New research from the Cambridge Centre for Alternative Finance reveals that cryptocurrency coin mixer usage surged in 2025 to its highest level since 2022. The resurgence followed the lifting of U.S. sanctions against Tornado Cash in March 2025. While usage rebounded overall, most transaction volume has migrated to newer, more compliant protocols like Railgun, which now dominates the market.

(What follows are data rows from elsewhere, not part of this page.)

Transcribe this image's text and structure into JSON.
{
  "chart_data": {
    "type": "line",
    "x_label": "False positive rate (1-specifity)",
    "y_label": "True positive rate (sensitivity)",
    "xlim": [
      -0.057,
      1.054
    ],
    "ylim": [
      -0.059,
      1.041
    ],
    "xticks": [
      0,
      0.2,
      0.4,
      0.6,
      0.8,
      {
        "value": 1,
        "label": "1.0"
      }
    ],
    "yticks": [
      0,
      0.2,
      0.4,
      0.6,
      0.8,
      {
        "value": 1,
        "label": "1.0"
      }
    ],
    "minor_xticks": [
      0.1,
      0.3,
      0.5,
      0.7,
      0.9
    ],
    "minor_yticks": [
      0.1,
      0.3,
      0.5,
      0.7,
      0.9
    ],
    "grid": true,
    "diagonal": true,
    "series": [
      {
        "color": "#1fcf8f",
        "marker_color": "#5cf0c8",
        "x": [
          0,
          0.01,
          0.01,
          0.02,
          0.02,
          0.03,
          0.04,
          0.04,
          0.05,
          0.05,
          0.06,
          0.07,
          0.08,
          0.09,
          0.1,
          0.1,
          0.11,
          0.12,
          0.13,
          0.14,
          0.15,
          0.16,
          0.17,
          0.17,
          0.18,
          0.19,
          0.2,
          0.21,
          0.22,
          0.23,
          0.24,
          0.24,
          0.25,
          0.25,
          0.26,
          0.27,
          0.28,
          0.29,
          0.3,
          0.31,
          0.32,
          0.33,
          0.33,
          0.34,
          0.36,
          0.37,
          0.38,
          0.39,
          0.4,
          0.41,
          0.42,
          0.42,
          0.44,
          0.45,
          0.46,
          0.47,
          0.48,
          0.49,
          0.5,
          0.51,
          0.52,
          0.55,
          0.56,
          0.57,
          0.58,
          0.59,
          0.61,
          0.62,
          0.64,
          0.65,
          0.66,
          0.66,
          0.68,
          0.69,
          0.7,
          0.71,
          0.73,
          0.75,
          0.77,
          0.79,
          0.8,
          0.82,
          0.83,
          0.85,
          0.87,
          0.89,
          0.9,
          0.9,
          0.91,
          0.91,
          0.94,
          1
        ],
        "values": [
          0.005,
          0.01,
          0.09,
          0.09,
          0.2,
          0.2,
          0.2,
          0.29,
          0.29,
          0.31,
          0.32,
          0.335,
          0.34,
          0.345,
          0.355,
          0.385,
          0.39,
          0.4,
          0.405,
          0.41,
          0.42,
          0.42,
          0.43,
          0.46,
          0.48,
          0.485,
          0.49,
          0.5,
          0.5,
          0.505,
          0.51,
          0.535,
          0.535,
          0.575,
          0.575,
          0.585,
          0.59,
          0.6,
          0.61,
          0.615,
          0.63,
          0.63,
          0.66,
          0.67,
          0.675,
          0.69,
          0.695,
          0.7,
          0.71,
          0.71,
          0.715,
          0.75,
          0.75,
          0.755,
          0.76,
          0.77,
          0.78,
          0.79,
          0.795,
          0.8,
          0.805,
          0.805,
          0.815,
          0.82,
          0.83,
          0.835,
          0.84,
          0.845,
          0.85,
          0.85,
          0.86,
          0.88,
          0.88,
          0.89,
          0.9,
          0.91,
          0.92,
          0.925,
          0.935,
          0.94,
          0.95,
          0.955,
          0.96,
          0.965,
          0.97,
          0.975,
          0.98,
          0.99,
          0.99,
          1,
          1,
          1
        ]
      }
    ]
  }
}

Data suggests a significant portion of mixer activity remains illicit, with users exhibiting faster transaction patterns to avoid detection.
Usage of coin mixers has reached its highest level since 2022. Researchers Wenbin Wu and Keith Bear reported that transactions have been rising since the 2022 Tornado Cash ban, as users migrated primarily to more compliant platforms.
Total mixer transactions rose to approximately 32,000 in 2025. This compares with roughly 38,000 in 2022, while daily numbers climbed close to 300 late last year.
Railgun now accounts for 71% of all activity. It is followed by Tornado Cash at 25% of transactions and Privacy Pools at 5%.
Both Railgun and Privacy Pools use systems to screen deposits against known blacklists. The report notes these blacklists are updated dynamically as new illicit addresses are identified.
Most transactions now occur within 24 hours of wallet creation. “Such fast behaviour is consistent with users seeking to avoid identification, a profile more likely to include illicit actors,” the researchers stated.
Deposits from centralized exchanges virtually vanished after the 2022 sanctions. Now, 95% of all funding to mixers comes from unlabelled sources with no recorded entity associations.
“Legitimate motivations for using privacy tools include personal financial privacy, protection from targeting, and commercial confidentiality,” said Wenbin Wu. He is a Research Associate at the University of Cambridge’s Cambridge Centre for Alternative Finance.
Wu emphasized that blockchains are “radically transparent,” leading legitimate users to seek mixers. He said sanctions primarily deterred compliant users while illicit actors adapted to alternative platforms.
A 2025 paper from researchers at the University of Birmingham and the University of Sydney found hackers used Tornado Cash in 78% of Ethereum-related security incidents during the sanctions period. That paper is available online. However, a Federal Reserve Bank of St Louis paper concluded only 30% of Tornado Cash traffic could be shown as illegitimate.